数分後、俺は息を切らしながら何とか甲羅の上の甲板にたどり着いた。船に乗るだけでこんなに苦労するとは思わなかった。
「はっはっはっ! あんた大丈夫かい?」
そんな俺の姿が面白かったのかコルヌ船長は声を上げて盛大に笑っていた。
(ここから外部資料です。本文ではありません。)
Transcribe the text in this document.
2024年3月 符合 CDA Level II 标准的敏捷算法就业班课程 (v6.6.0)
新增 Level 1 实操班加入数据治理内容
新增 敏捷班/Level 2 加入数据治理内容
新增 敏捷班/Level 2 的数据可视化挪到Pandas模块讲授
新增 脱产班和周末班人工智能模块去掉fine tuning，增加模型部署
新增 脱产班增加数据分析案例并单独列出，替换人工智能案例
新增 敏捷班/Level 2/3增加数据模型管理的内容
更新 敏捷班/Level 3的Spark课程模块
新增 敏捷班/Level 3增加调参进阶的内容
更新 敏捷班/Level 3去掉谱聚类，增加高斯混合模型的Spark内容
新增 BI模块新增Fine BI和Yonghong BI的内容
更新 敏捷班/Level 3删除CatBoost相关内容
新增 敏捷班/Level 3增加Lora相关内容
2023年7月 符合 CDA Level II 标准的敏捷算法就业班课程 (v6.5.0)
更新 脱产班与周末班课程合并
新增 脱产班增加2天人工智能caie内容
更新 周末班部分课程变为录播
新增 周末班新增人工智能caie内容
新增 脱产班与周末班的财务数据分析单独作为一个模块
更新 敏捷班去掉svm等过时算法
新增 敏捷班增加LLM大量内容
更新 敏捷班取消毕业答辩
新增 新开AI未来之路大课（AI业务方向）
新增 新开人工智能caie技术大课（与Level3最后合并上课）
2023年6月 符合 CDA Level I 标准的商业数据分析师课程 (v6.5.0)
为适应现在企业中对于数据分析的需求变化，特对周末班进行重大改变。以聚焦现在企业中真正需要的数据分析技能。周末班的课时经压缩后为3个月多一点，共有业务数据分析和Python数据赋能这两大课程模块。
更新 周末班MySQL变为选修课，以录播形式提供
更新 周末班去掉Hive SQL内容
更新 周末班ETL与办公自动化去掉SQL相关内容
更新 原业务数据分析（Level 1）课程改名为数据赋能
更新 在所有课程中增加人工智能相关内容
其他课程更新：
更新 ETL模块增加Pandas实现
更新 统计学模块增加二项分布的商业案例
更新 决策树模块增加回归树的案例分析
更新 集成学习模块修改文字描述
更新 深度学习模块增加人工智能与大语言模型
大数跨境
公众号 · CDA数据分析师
どうやらなんとかウケはとれたようだ。俺はそんな余裕ないけどな。
「それで、異常とやらは一体どこにあるんだ?」
「あぁ、それならこっちだ」
コルヌ船長の案内に従い甲板から甲羅の部分につながるように付いている扉をくぐり、その中にあった階段を下っていくとそこには広く一直線にのびた廊下といくつかの船室。そして大きなのぞき窓が所々に存在していた。
「甲羅の中にはこんなスペースがあったのか」
「ここはこの船の重要な部分が詰まってるいわゆる心臓部的なもんだ。本来なら船員以外の部外者は簡単には入れないんだが今はそんなこと言ってる場合じゃないからな」
なるほど。ここはこの船にとってとても大事な場所なのか。そんなところに案内されるとは中々貴重な体験をしてるな。
「ほら、あんた達聞こえるかい? この声」
「声?」
彼女に言われて俺達は目を見合わせながら周囲に意識を集中させる。すると、少ししてどこからともなく何かのうめき声のようなものが廊下の中に
こだまし始めた。
「今の聞こえたか?」
「うん、確かに聞こえた。これってもしかして」
「そう、こいつが苦しんでる呻き声さ」
眉をひそめ苦々しい表情で彼女はそう言い、のぞき窓から外を見つめる。その視線の先には海面から半分ほど頭をだした亀の顔が覗いていた。
「まさかこんなことになるなんて……本当についていなかったんだ」
「ついていなかったって……一体何があったんですか?」
俺がそう尋ねると彼女は一緒に来ていた船員の数人と顔をあわせ、若干俯き気味になりながらもその理由を話し始めてくれた。